Essas iniciativas atingem também o braço que vende ao setor automotivo?
O segmento de aços especiais – usados pelos fabricantes de carros – é muito importante para nós. Com o processo de eletrificação dos veículos, veremos mais lançamentos de híbridos e elétricos, que precisam ser mais leves. Resolvemos entrar no segmento do grafeno (derivado do grafite, material extremamente forte e leve) porque esse material e o aço vão coexistir em escala maior na produção de carros. É novo para nós lidar com patentes e desenvolvimento de aplicações. Abrimos um escritório em Manchester, onde fica o maior centro ocidental de desenvolvimento do grafeno. Quando o grafeno crescer nessa indústria, seremos um competidor relevante. Estamos agora desenvolvendo uma solução para o vergalhão, no qual poderá ser feita uma pintura de grafeno, para que ele possa sobreviver, por exemplo, a ambientes corrosivos.
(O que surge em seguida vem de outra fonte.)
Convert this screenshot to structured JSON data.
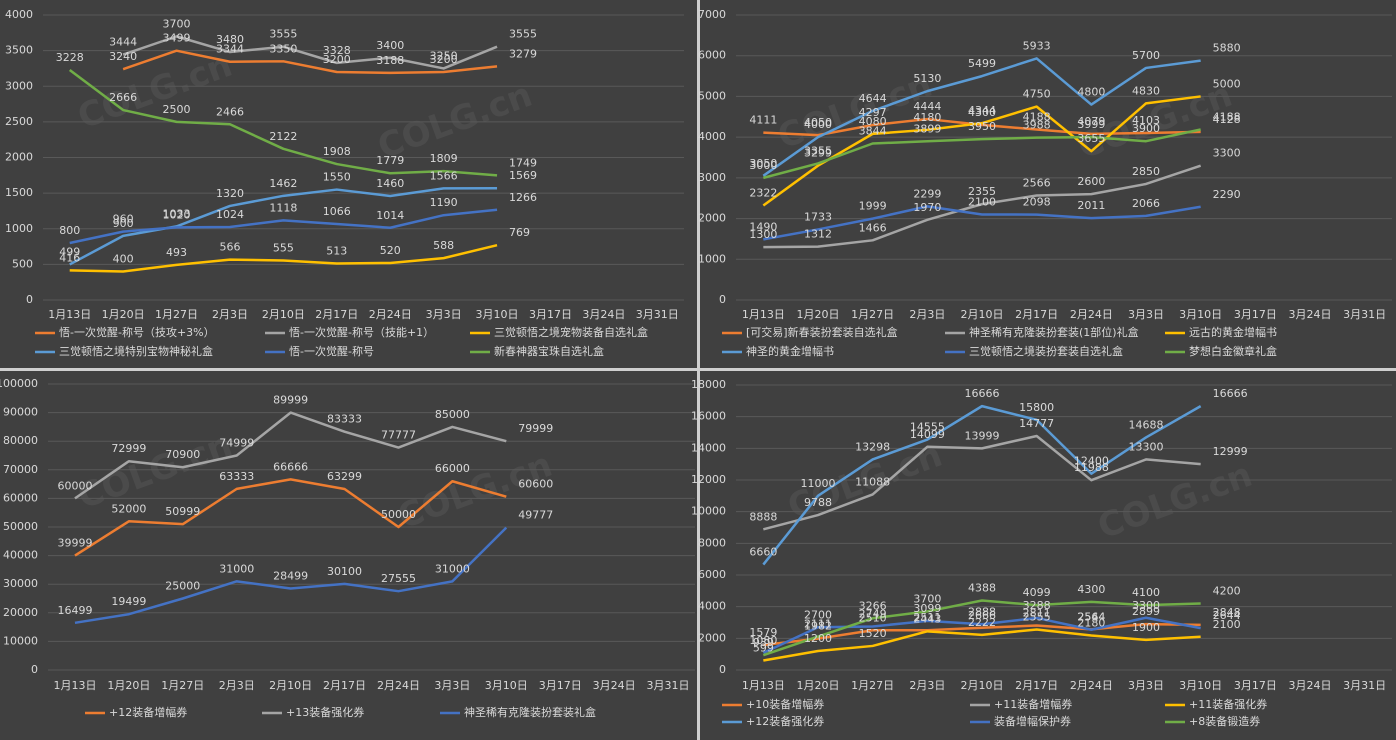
{
  "watermark": "COLG.cn",
  "chart_data": [
    {
      "type": "line",
      "categories": [
        "1月13日",
        "1月20日",
        "1月27日",
        "2月3日",
        "2月10日",
        "2月17日",
        "2月24日",
        "3月3日",
        "3月10日",
        "3月17日",
        "3月24日",
        "3月31日"
      ],
      "ylim": [
        0,
        4000
      ],
      "yticks": [
        0,
        500,
        1000,
        1500,
        2000,
        2500,
        3000,
        3500,
        4000
      ],
      "grid": true,
      "series": [
        {
          "name": "悟-一次觉醒-称号（技攻+3%）",
          "color": "#ed7d31",
          "values": [
            null,
            3240,
            3499,
            3344,
            3350,
            3200,
            3188,
            3200,
            3279,
            null,
            null,
            null
          ]
        },
        {
          "name": "悟-一次觉醒-称号（技能+1）",
          "color": "#a5a5a5",
          "values": [
            null,
            3444,
            3700,
            3480,
            3555,
            3328,
            3400,
            3250,
            3555,
            null,
            null,
            null
          ]
        },
        {
          "name": "三觉顿悟之境宠物装备自选礼盒",
          "color": "#ffc000",
          "values": [
            416,
            400,
            493,
            566,
            555,
            513,
            520,
            588,
            769,
            null,
            null,
            null
          ]
        },
        {
          "name": "三觉顿悟之境特别宝物神秘礼盒",
          "color": "#5b9bd5",
          "values": [
            499,
            900,
            1033,
            1320,
            1462,
            1550,
            1460,
            1566,
            1569,
            null,
            null,
            null
          ]
        },
        {
          "name": "悟-一次觉醒-称号",
          "color": "#4472c4",
          "values": [
            800,
            960,
            1020,
            1024,
            1118,
            1066,
            1014,
            1190,
            1266,
            null,
            null,
            null
          ]
        },
        {
          "name": "新春神器宝珠自选礼盒",
          "color": "#70ad47",
          "values": [
            3228,
            2666,
            2500,
            2466,
            2122,
            1908,
            1779,
            1809,
            1749,
            null,
            null,
            null
          ]
        }
      ]
    },
    {
      "type": "line",
      "categories": [
        "1月13日",
        "1月20日",
        "1月27日",
        "2月3日",
        "2月10日",
        "2月17日",
        "2月24日",
        "3月3日",
        "3月10日",
        "3月17日",
        "3月24日",
        "3月31日"
      ],
      "ylim": [
        0,
        7000
      ],
      "yticks": [
        0,
        1000,
        2000,
        3000,
        4000,
        5000,
        6000,
        7000
      ],
      "grid": true,
      "series": [
        {
          "name": "[可交易]新春装扮套装自选礼盒",
          "color": "#ed7d31",
          "values": [
            4111,
            4050,
            4297,
            4444,
            4300,
            4188,
            4079,
            4103,
            4128,
            null,
            null,
            null
          ]
        },
        {
          "name": "神圣稀有克隆装扮套装(1部位)礼盒",
          "color": "#a5a5a5",
          "values": [
            1300,
            1312,
            1466,
            1970,
            2355,
            2566,
            2600,
            2850,
            3300,
            null,
            null,
            null
          ]
        },
        {
          "name": "远古的黄金增幅书",
          "color": "#ffc000",
          "values": [
            2322,
            3299,
            4080,
            4180,
            4344,
            4750,
            3655,
            4830,
            5000,
            null,
            null,
            null
          ]
        },
        {
          "name": "神圣的黄金增幅书",
          "color": "#5b9bd5",
          "values": [
            3050,
            4000,
            4644,
            5130,
            5499,
            5933,
            4800,
            5700,
            5880,
            null,
            null,
            null
          ]
        },
        {
          "name": "三觉顿悟之境装扮套装自选礼盒",
          "color": "#4472c4",
          "values": [
            1490,
            1733,
            1999,
            2299,
            2100,
            2098,
            2011,
            2066,
            2290,
            null,
            null,
            null
          ]
        },
        {
          "name": "梦想白金徽章礼盒",
          "color": "#70ad47",
          "values": [
            3000,
            3355,
            3844,
            3899,
            3950,
            3988,
            3999,
            3900,
            4188,
            null,
            null,
            null
          ]
        }
      ]
    },
    {
      "type": "line",
      "categories": [
        "1月13日",
        "1月20日",
        "1月27日",
        "2月3日",
        "2月10日",
        "2月17日",
        "2月24日",
        "3月3日",
        "3月10日",
        "3月17日",
        "3月24日",
        "3月31日"
      ],
      "ylim": [
        0,
        100000
      ],
      "yticks": [
        0,
        10000,
        20000,
        30000,
        40000,
        50000,
        60000,
        70000,
        80000,
        90000,
        100000
      ],
      "grid": true,
      "series": [
        {
          "name": "+12装备增幅券",
          "color": "#ed7d31",
          "values": [
            39999,
            52000,
            50999,
            63333,
            66666,
            63299,
            50000,
            66000,
            60600,
            null,
            null,
            null
          ]
        },
        {
          "name": "+13装备强化券",
          "color": "#a5a5a5",
          "values": [
            60000,
            72999,
            70900,
            74999,
            89999,
            83333,
            77777,
            85000,
            79999,
            null,
            null,
            null
          ]
        },
        {
          "name": "神圣稀有克隆装扮套装礼盒",
          "color": "#4472c4",
          "values": [
            16499,
            19499,
            25000,
            31000,
            28499,
            30100,
            27555,
            31000,
            49777,
            null,
            null,
            null
          ]
        }
      ]
    },
    {
      "type": "line",
      "categories": [
        "1月13日",
        "1月20日",
        "1月27日",
        "2月3日",
        "2月10日",
        "2月17日",
        "2月24日",
        "3月3日",
        "3月10日",
        "3月17日",
        "3月24日",
        "3月31日"
      ],
      "ylim": [
        0,
        18000
      ],
      "yticks": [
        0,
        2000,
        4000,
        6000,
        8000,
        10000,
        12000,
        14000,
        16000,
        18000
      ],
      "grid": true,
      "series": [
        {
          "name": "+10装备增幅券",
          "color": "#ed7d31",
          "values": [
            1579,
            1982,
            2510,
            2511,
            2666,
            2811,
            2564,
            2899,
            2848,
            null,
            null,
            null
          ]
        },
        {
          "name": "+11装备增幅券",
          "color": "#a5a5a5",
          "values": [
            8888,
            9788,
            11088,
            14099,
            13999,
            14777,
            11988,
            13300,
            12999,
            null,
            null,
            null
          ]
        },
        {
          "name": "+11装备强化券",
          "color": "#ffc000",
          "values": [
            599,
            1200,
            1520,
            2443,
            2222,
            2555,
            2180,
            1900,
            2100,
            null,
            null,
            null
          ]
        },
        {
          "name": "+12装备强化券",
          "color": "#5b9bd5",
          "values": [
            6660,
            11000,
            13298,
            14555,
            16666,
            15800,
            12400,
            14688,
            16666,
            null,
            null,
            null
          ]
        },
        {
          "name": "装备增幅保护券",
          "color": "#4472c4",
          "values": [
            1080,
            2700,
            2749,
            3099,
            2888,
            3288,
            2544,
            3300,
            2644,
            null,
            null,
            null
          ]
        },
        {
          "name": "+8装备锻造券",
          "color": "#70ad47",
          "values": [
            939,
            2111,
            3266,
            3700,
            4388,
            4099,
            4300,
            4100,
            4200,
            null,
            null,
            null
          ]
        }
      ]
    }
  ]
}
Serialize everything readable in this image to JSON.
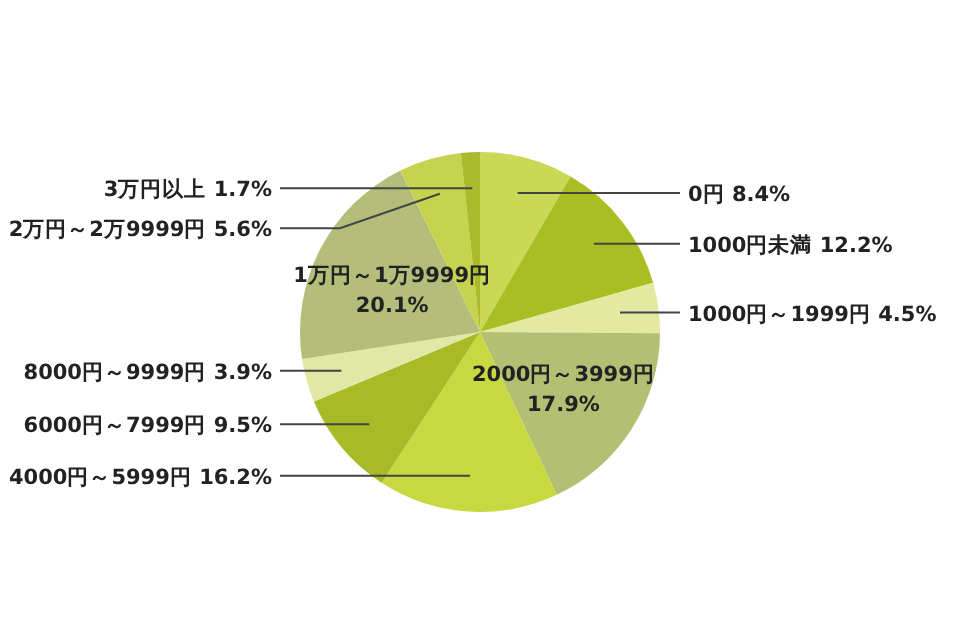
{
  "chart_data": {
    "type": "pie",
    "categories": [
      "0円",
      "1000円未満",
      "1000円～1999円",
      "2000円～3999円",
      "4000円～5999円",
      "6000円～7999円",
      "8000円～9999円",
      "1万円～1万9999円",
      "2万円～2万9999円",
      "3万円以上"
    ],
    "values": [
      8.4,
      12.2,
      4.5,
      17.9,
      16.2,
      9.5,
      3.9,
      20.1,
      5.6,
      1.7
    ],
    "colors": [
      "#c9d955",
      "#a9be22",
      "#e3e9a0",
      "#b3bf73",
      "#c8d840",
      "#a8bb26",
      "#e1e8a5",
      "#b5bd7a",
      "#c5d34e",
      "#a9bb2a"
    ],
    "value_labels": [
      "8.4%",
      "12.2%",
      "4.5%",
      "17.9%",
      "16.2%",
      "9.5%",
      "3.9%",
      "20.1%",
      "5.6%",
      "1.7%"
    ]
  }
}
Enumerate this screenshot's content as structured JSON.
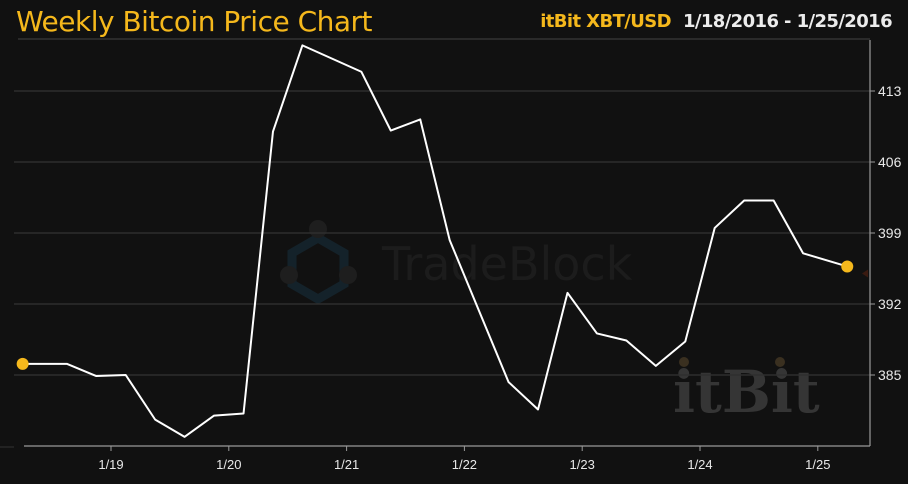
{
  "header": {
    "title": "Weekly Bitcoin Price Chart",
    "exchange": "itBit XBT/USD",
    "date_range": "1/18/2016 - 1/25/2016"
  },
  "watermarks": {
    "tradeblock": "TradeBlock",
    "itbit": "itBit"
  },
  "colors": {
    "background": "#111111",
    "accent": "#f5b81c",
    "line": "#ffffff",
    "grid": "#2e2e2e",
    "axis": "#9a9a9a"
  },
  "chart_data": {
    "type": "line",
    "title": "Weekly Bitcoin Price Chart",
    "subtitle": "itBit XBT/USD 1/18/2016 - 1/25/2016",
    "xlabel": "",
    "ylabel": "",
    "x_ticks": [
      "1/19",
      "1/20",
      "1/21",
      "1/22",
      "1/23",
      "1/24",
      "1/25"
    ],
    "y_ticks": [
      385,
      392,
      399,
      406,
      413
    ],
    "ylim": [
      378,
      420
    ],
    "grid": true,
    "y_axis_position": "right",
    "legend": null,
    "series": [
      {
        "name": "XBT/USD",
        "x": [
          "1/18 06:00",
          "1/18 15:00",
          "1/18 21:00",
          "1/19 03:00",
          "1/19 09:00",
          "1/19 15:00",
          "1/19 21:00",
          "1/20 03:00",
          "1/20 09:00",
          "1/20 15:00",
          "1/21 03:00",
          "1/21 09:00",
          "1/21 15:00",
          "1/21 21:00",
          "1/22 09:00",
          "1/22 15:00",
          "1/22 21:00",
          "1/23 03:00",
          "1/23 09:00",
          "1/23 15:00",
          "1/23 21:00",
          "1/24 03:00",
          "1/24 09:00",
          "1/24 15:00",
          "1/24 21:00",
          "1/25 06:00"
        ],
        "values": [
          386.1,
          386.1,
          384.9,
          385.0,
          380.6,
          378.9,
          381.0,
          381.2,
          409.0,
          417.5,
          414.9,
          409.1,
          410.2,
          398.3,
          384.3,
          381.6,
          393.1,
          389.1,
          388.4,
          385.9,
          388.3,
          399.5,
          402.2,
          402.2,
          397.0,
          395.7
        ]
      }
    ],
    "markers": [
      {
        "label": "start",
        "value": 386.1
      },
      {
        "label": "end",
        "value": 395.7
      }
    ]
  }
}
Fizemos uma associação com a Universidade de Manchester e agora estamos decidindo em que lugar abriremos fisicamente a empresa.
Quais suas expectativas para a economia brasileira em 2020?
Estamos muito otimistas com o Brasil, como não estivemos nos últimos anos. Não só diante das reformas e dos sinais da economia, mas vendo a tradução disso em entrada de pedidos. Os últimos meses foram muito bons na construção civil.
As informações são do jornal O Estado de S. Paulo.